Even the rich and famous have to start somewhere. Before Jennifer Aniston made it big in Hollywood, she was cutting hair as a high schooler.
When asked about the weirdest thing she ever did to make money during a round of "Burning Questions " on Ellentube with Ellen Degeneres, the actress responded, "I cut hair in the ninth grade and made $10 a haircut."
She's far from the only celeb who started out with a less-than-glamorous gig. Read on to see how six other rich and famous people made their first few bucks.
The former President of the United States earned minimum wage at a Baskin-Robbins in Honolulu, Hawaii, as a teen.
"Scooping ice cream is tougher than it looks. Rows and rows of rock-hard ice cream can be brutal on the wrists," Obama wrote on LinkedIn in 2016. While not easy, "it taught me some valuable lessons," he added. "Responsibility. Hard work.
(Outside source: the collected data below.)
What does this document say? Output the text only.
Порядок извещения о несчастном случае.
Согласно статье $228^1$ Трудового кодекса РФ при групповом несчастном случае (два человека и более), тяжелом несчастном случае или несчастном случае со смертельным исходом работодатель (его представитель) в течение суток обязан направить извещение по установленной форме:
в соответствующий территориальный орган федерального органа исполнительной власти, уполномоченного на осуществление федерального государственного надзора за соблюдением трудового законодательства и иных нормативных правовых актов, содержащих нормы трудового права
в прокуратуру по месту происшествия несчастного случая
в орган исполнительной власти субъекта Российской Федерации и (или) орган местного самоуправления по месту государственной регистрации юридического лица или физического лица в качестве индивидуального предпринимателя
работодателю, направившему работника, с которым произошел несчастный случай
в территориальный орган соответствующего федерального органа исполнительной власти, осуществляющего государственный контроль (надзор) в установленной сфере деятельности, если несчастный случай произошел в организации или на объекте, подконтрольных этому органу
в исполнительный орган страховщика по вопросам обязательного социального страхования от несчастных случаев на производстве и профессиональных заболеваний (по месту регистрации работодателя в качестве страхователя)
Balancing a job with friends, family and school."
Pop star Gwen Stefani also served up ice cream as a teen — in her case, at a Dairy Queen in Anaheim, California. "When I started there, I fit in my outfit," Stefani joked about her first gig, according to Us Weekly. "When I ended there, I did not fit in my outfit."
Dairy Queen did serve as a bit of a think tank, though: According to Interview Magazine, Stefani, her brother and one of their friends came up with the idea for the band No Doubt while working together at DQ.
Well before founding Amazon, billionaire Jeff Bezos was flipping burgers at McDonald's.
"My first week on the job, a five-gallon, wall-mounted ketchup dispenser got stuck open in the kitchen and dumped a prodigious quantity of ketchup onto every hard-to-reach kitchen crevice," Bezos told Cody Teets, author of "Golden Opportunity: Remarkable Careers That Began at McDonald's. "
"Since I was the new guy, they handed me the cleaning solution and said, 'Get going!'"
Still, the experience was worthwhile, Bezos said: "You learn a lot as a teenager working at McDonald's. It's different from what you learn in school. Don't underestimate the value of that!"
Ehrenreich, who plays Han in the latest "Star Wars" movie, "Solo," made his feature-film debut at age 19. But he started earning money well before he launched his acting career.
"When I was 13, I got my first job — working on my uncle's passion fruit farm in Santa Barbara," the 28-year-old told the online investing platform Wealthsimple. "My duties were to pick and sort passion fruit, install fence posts and irrigation systems, and drive a large tractor.
"It was real-deal physical work, and every day was completely exhausting."
The creator of the hit Broadway musical "Hamilton" used to run the Slushee machine at his aunt's store, he revealed on Twitter, using the hashtag "#firstsevenjobs":
He also had a gig at McDonald's, manning the cash register. "I did the counter from 10 a.m. to 2 p.m., so I was the one you yelled at when you were too late for breakfast," Miranda told Chicago Tribune theater critic Chris Jones.
The legendary investor and self-made billionaire got started early: He earned his first few cents at age six by selling gum and Coca-Cola in his neighborhood.
When Buffett was 13, he found a more lucrative gig: Delivering copies of The Washington Post. That earned him an impressive $2,000 in two years. Thanks to other jobs he picked up as a kid, Buffett amassed a total of $5,000 ($53,000 in today's dollars) before age 20.